Preguntémonos: ¿cómo anda nuestra fe?, ¿qué tan grande es?, ¿a qué nos mueve?, ¿mueve montañas?
Tal vez muchos respondan desanimados que no, que no tienen una fe como la de Noé, que se puso a edificar el arca cuando ¡todavía ni llovía!, y seguramente soportó por ello burlas y críticas.
Que tampoco es como la de Abraham, que siendo ya un anciano que podía estar soñando con quedarse reposando y comiendo ‘chopitas’, por la fe se atrevió a dejarlo todo e irse a la tierra prometida; por la fe le creyó a Dios que le prometió darle una descendencia tan numerosa como las estrellas del cielo, y cuando Dios probó su fidelidad, por la fe estuvo dispuesto a sacrificar aun a su propio hijo, con tal de cumplir la divina voluntad.
Y que mucho menos es como la de Moisés, que por la fe, se dejó enviar, tartamudo e impreparado, a liderear un pueblo entero para sacarlo de la esclavitud.
Pero no nos desanimemos pensando que no hemos hecho nada grandioso como esos héroes de la Historia Sagrada.
A nuestro modo, en la medida de nuestras posibilidades, también realizamos acciones que marcan una gran diferencia en nuestra vida, que hacen de nuestra historia, una historia sagrada.

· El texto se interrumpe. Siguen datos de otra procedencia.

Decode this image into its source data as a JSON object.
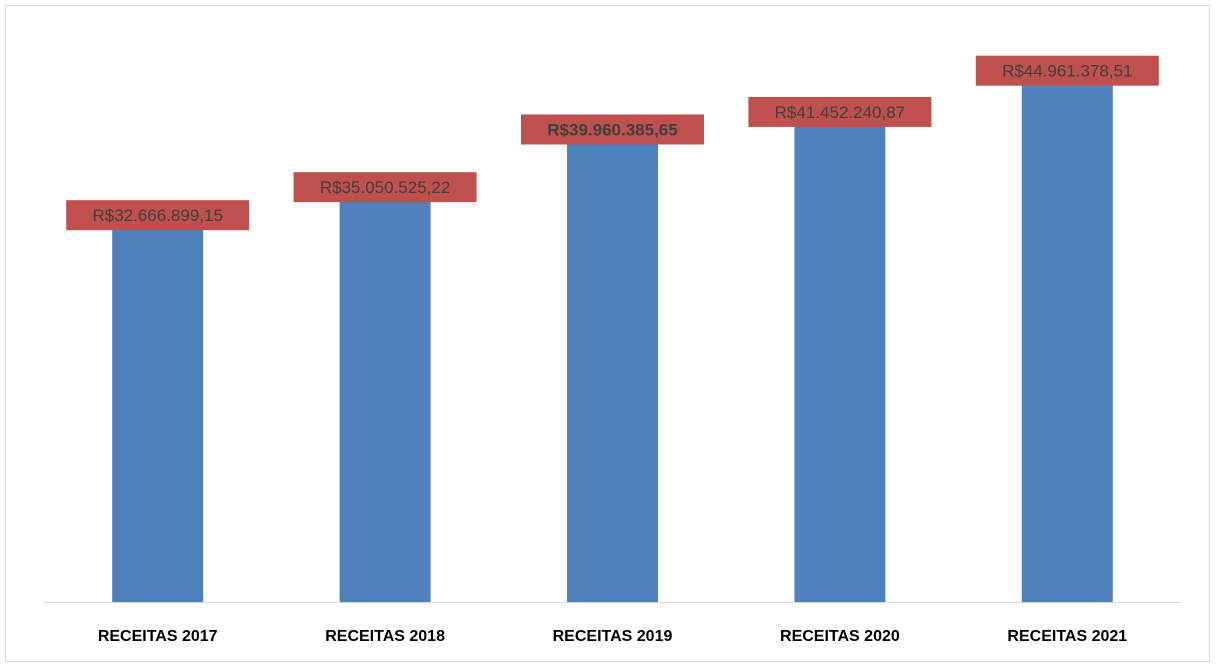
{
  "chart_data": {
    "type": "bar",
    "categories": [
      "RECEITAS 2017",
      "RECEITAS 2018",
      "RECEITAS 2019",
      "RECEITAS 2020",
      "RECEITAS 2021"
    ],
    "values": [
      32666899.15,
      35050525.22,
      39960385.65,
      41452240.87,
      44961378.51
    ],
    "data_labels": [
      "R$32.666.899,15",
      "R$35.050.525,22",
      "R$39.960.385,65",
      "R$41.452.240,87",
      "R$44.961.378,51"
    ],
    "title": "",
    "xlabel": "",
    "ylabel": "",
    "ylim": [
      0,
      50000000
    ],
    "grid": false,
    "legend": "none",
    "colors": {
      "bar": "#4f81bd",
      "label_box": "#c0504d",
      "label_text": "#404040",
      "axis": "#d9d9d9",
      "category_text": "#000000"
    }
  }
}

La madre de familia que por la fe, hace el esfuerzo, mejor dicho la hazaña, de tener a sus hijos arregladitos, desayunados y listos para llegar a tiempo a Misa cada domingo; ese joven que por la fe es capaz de faltar al fiestón con los amigos, e irse en cambio a un retiro; esa muchacha que por la fe se atreve a ostentarse como católica en un ambiente hostil, aun sabiendo que será criticada y atacada; esa abuelita que por la fe no se cansa de rezar Rosarios por sus nietos alejados; ese señor que por la fe, es capaz de perdonar lo imperdonable, o resistir la tentación de robar, para equilibrar el presupuesto familiar, o sabe devolverle a alguien bien por mal; esa persona enferma que por la fe acepta con serenidad su sufrimiento y se lo ofrece a Dios; esos deudos que por la fe enfrentan con paz el dolor por la pérdida de un ser amado, confiando en volverlo a ver un día en el cielo.
Lo que hacemos por la fe tal vez no aparecerá en los encabezados de los periódicos, pero transforma nuestra vida y la de quienes nos rodean, y no pasa desapercibida para Dios, que fue quien nos dio esa fe como un regalo, nos ayuda a incrementarlo, y valora y sostiene nuestro esfuerzo por aprovecharlo.